The Oakland A’s have signed free agent RHP Yusmeiro Petit, reports Ken Rosenthal of The Athletic. The contract, which is still pending Petit passing a physical, is for two years and $10 million, with Rosenthal noting the following breakdown:
2019 team option: $5.5M, or $1M buyout
Petit has had some solid years in the bigs, pitching as both a starter and reliever in his 10-year career. That versatility will help an A’s club that is still figuring out its young pitching staff. He enjoyed a career year with the Angels in 2017, including a rate of 10 K/9, and along the way he led all MLB relievers with 87⅓ innings pitched. His overall numbers are below, in 60 games (59 relief, 1 start).
Petit, 2017: 2.76 ERA, 91⅓ ip, 101 Ks, 18 BB, 9 HR, 69 hits, 2.85 FIP
Also: Converted 19-of-20 save/hold chances
Petit turned 33 years old last week.
Fairly low risk for something the A’s desperately need. I like it!
Petit had a wonderful 2017 season, putting up a 2.76 ERA over 91⅓ innings pitched. Any team can use a pitcher with those kind of numbers, and for $5 million you’ve got yourself a potential steal of a deal.
Why might Petit be so cheap? He’s not your classic flame throwing relief ace, and while he’s had a solid career his 2017 was far better than his previous years. It’s not guaranteed the A’s are in for another year of a stud reliever with a sub-3 ERA.
However, Petit is a good signing even if he falls short of his fabulous 2017. His versatility is perfect for a team with a young pitching staff, one that will need some important innings eaten over the long season. Petit can start, he can throw three high leverage innings late in the game, or he can come in for a few tough outs late in a tight ballgame.

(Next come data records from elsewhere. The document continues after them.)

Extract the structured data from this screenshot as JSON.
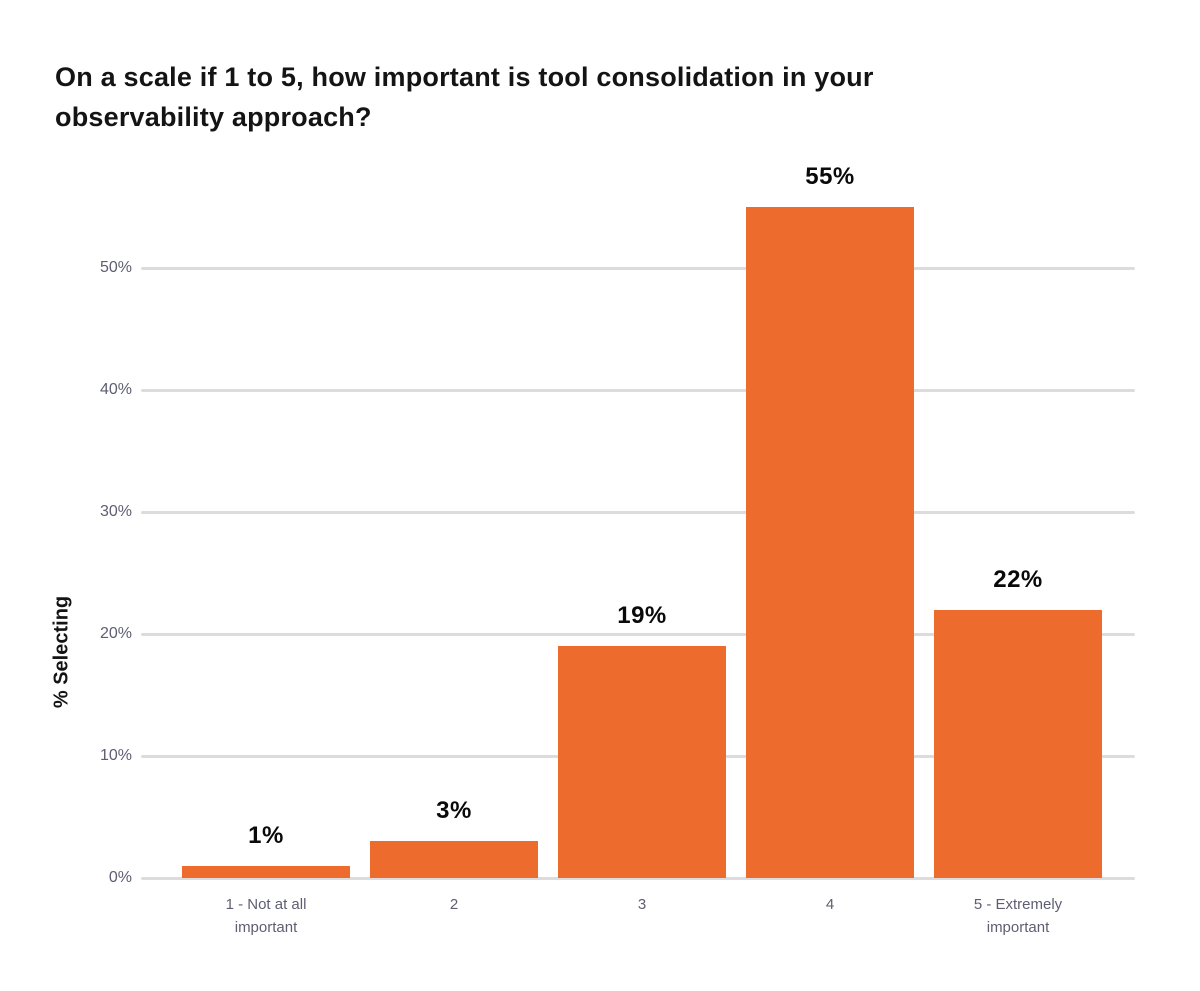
{
  "colors": {
    "bar": "#ED6C2D",
    "gridline": "#DCDCDC",
    "axis_text": "#5E5E73",
    "title_text": "#141414",
    "data_label": "#0A0A0A",
    "background": "#FFFFFF"
  },
  "chart_data": {
    "type": "bar",
    "title": "On a scale if 1 to 5, how important is tool consolidation in your observability approach?",
    "categories": [
      "1 - Not at all important",
      "2",
      "3",
      "4",
      "5 - Extremely important"
    ],
    "values": [
      1,
      3,
      19,
      55,
      22
    ],
    "data_labels": [
      "1%",
      "3%",
      "19%",
      "55%",
      "22%"
    ],
    "xlabel": "",
    "ylabel": "% Selecting",
    "ytick_labels": [
      "0%",
      "10%",
      "20%",
      "30%",
      "40%",
      "50%"
    ],
    "ytick_values": [
      0,
      10,
      20,
      30,
      40,
      50
    ],
    "ylim": [
      0,
      55
    ],
    "grid": "horizontal",
    "legend_position": "none",
    "bar_color": "#ED6C2D"
  }
}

After trading for Emilio Pagan, the A’s now have two multi-inning guys who are capable of coming into the game in the seventh or eighth inning and carrying the team to victory like has been the trend of the past few seasons. That’s big, and if Petit is anything near what he was in 2017, the A’s have taken a big step at shoring up their previously lacking pen. There’s still work to be done, but they’re off to a good start this offseason.
One final note that you can file under Baseball Fandom Isn’t Rational. We all hate $10 million contracts: Jim Johnson, Ben Sheets, Billy Butler. Does the curse of the ten million dollar contracts extend to two-year deals? I’ll call John Axford and ask.